Robusta, however, has a stronger, harsher taste, with a grain such as overtone and peanutty aftertaste. They contain double the amount caffeine as Arabica beans, plus they’re considered to be the inferior quality compared to Arabica. Some robustas, however, are of top quality and valued particularly in espressos for their profound flavour and crema. Robustas, however, is easier to grow. They could grow at altitudes compared to Arabicas, plus they’re susceptible to pests and weather conditions. They produce fruit more quickly compared to the Arabicas, which require a long time to come to maturity, plus they yield crop per tree.

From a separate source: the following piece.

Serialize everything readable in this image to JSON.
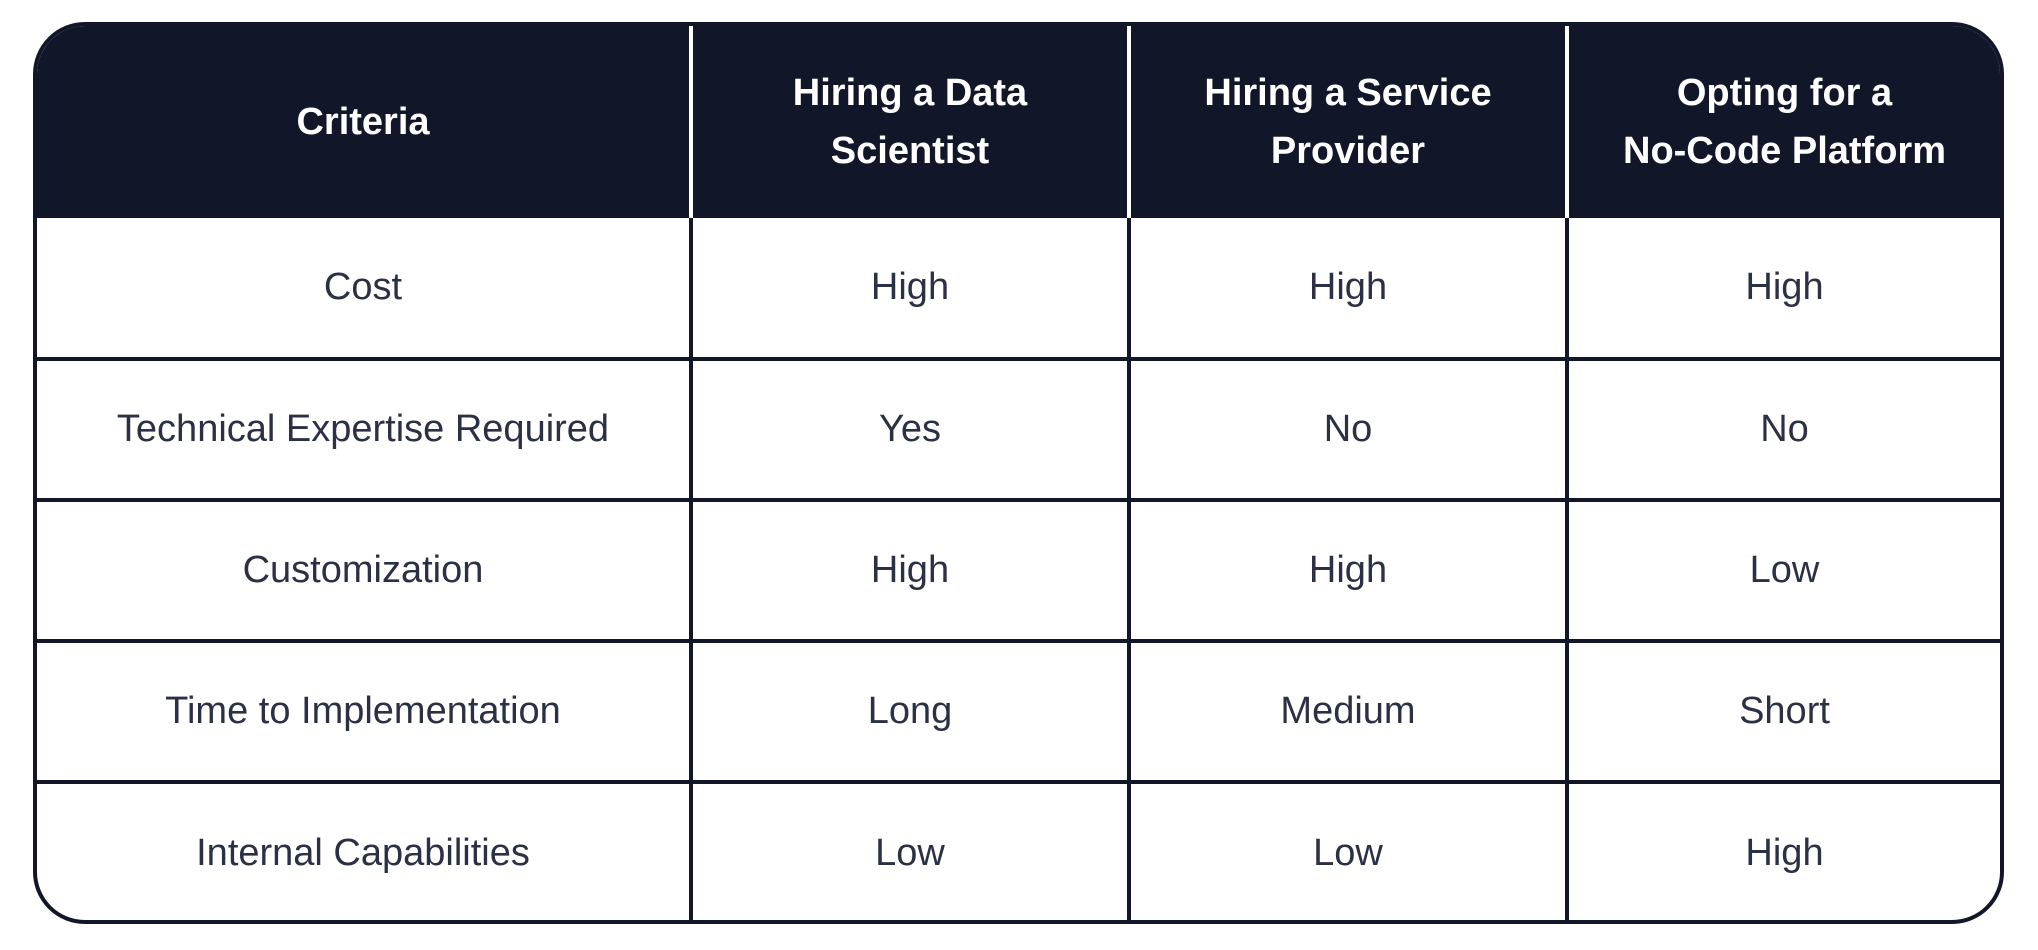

Robusta is grown exclusively from the Eastern Hemisphere in Africa and Indonesia. Arabica is grown in Papua New Guinea and Africa, but it is grown mainly in Latin America. Colombia only generates arabica beans. Some nations, such as India and Brazil, make equally. Arabica, then, ends up being more expensive. Supermarket coffee is robusta, and instant and inexpensive floor grinders are robusta. You may still find the arabica in the grocery, store but only because it is labeled arabica doesn’t imply it is of top quality. It’s a question of personal taste, it all depends on what the individual likes. Some of all arabica blends are too high and flowery for us, a number of the dim harshness of robusta may be a good thing in a mix. Just keep in mind that robusta has double the amount caffeine like arabica, too, when picking a coffee blend. If you wish to skip majority of the caffeine, then see our tips for picking decaf coffee for our suggestions on coffee mixes and sources.
Other than that, the environmental of both coffee beans are different. The arabica coffee shrub typically grows between 2.5-4.5 meters (8.2-14.7 ft) in height, it requires a temperature between 15°-24°C (59-75°F) and annual rainfall of about 1200-2200 mm/yr. Robusta grows lightly taller at 4.5-6.5 meters (8.2-21.3 ft), requires a warmer temperatures of 18°-36°C (64-97°F) and lightly a bit more rainfall (2200-3000 mm/yr) than arabica. In terms of yield, arabica produces less coffee per hectare than robusta, making the cost of growing arabica much higher.
From the pictures shown, you can see that arabica coffee beans have a slightly larger or elliptical shape than the smaller, more round robusta beans. Structural differences also exist between coffee beans, which may explain why both beans are roasted differently under identical or different conditions.